I’m in the business of real estate investing, that is, I use Other People’s Money (OPM) to fund my deals. Am I violating the securities laws?
You have astutely identified the legal issue which perhaps poses the most significant liability issue to real estate entrepreneurs, that is, persons who are in the business of using other people’s money (OPM) to invest in real estate.
Unlike you, many real estate entrepreneurs simply don’t recognize the potential for non-compliance. This lack of recognition is often facilitated by real estate “gurus” and other knowledgeable investors who seem to casually dismiss the topic as a “non-issue.” When the subject is discussed at all, which is seldom, one is likely to be told that there is no securities law issue as long as investors’ money is not “pooled.” Life is seldom that simple; securities law is definitely not that simple.
I would caution you against relying on the advice of non-attorneys when it comes to legal issues in general, and securities laws in particular. The fact that someone may have operated their real estate business for many years and handled numerous deals is not, in and of itself, conclusive on the issue of whether they are, or have been, complying with the securities and other laws. All that can properly be gleaned from such “evidence” is that no one — either an investor or government regulator — has bothered to challenge their business practices. As long as deals are profitable, investors are unlikely to care if the securities laws are being violated; and as long as deals are profitable, real estate entrepreneurs are less likely to come to the attention of securities regulators.
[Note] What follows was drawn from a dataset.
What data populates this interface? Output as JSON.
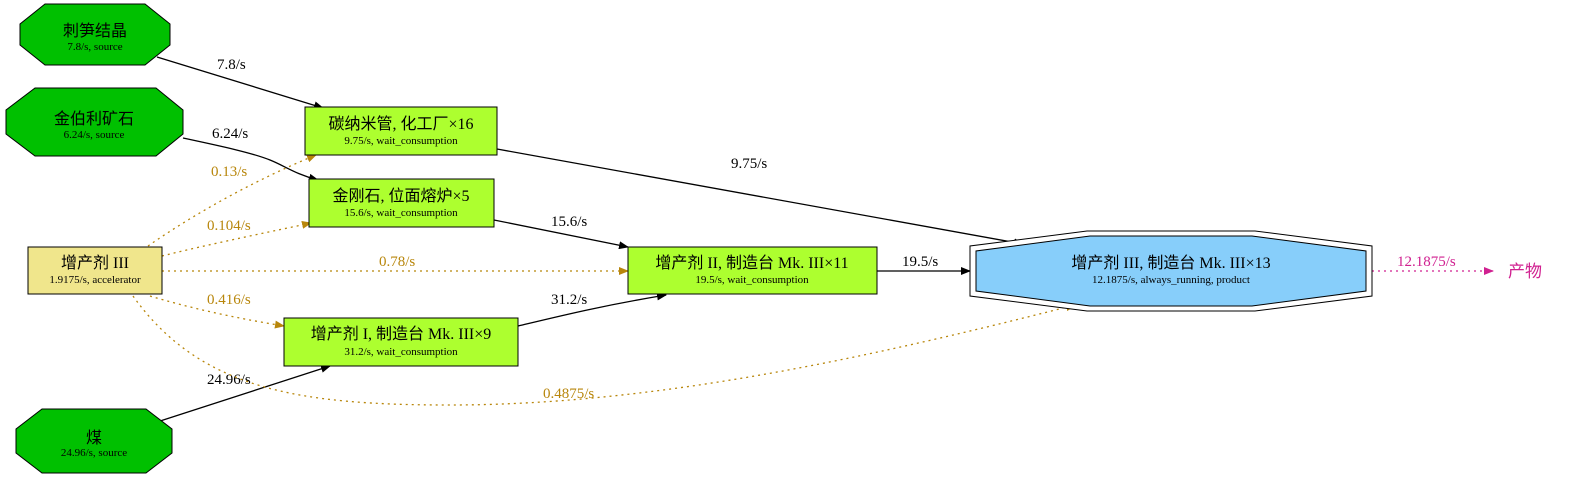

The apparent lack of securities law compliance among real estate entrepreneurs is unfortunate. In most cases, compliance is not all that difficult. Furthermore, it would be reasonable to expect that, in most “simple” or “basic” cases involving routine facts and business plans, the actual legal work to keep a “small” real estate entrepreneur compliant with the securities laws should not be cost prohibitive, even though legal fees often can be quite high for more complicated or sophisticated offerings.
In the end, compliance with securities laws is a business expense, much like any other. The real estate entrepreneur who neglects this aspect of their business plan runs the risk of civil and, yes, even criminal, penalties. This is not a risk that a real estate entrepreneur should be willing to bear.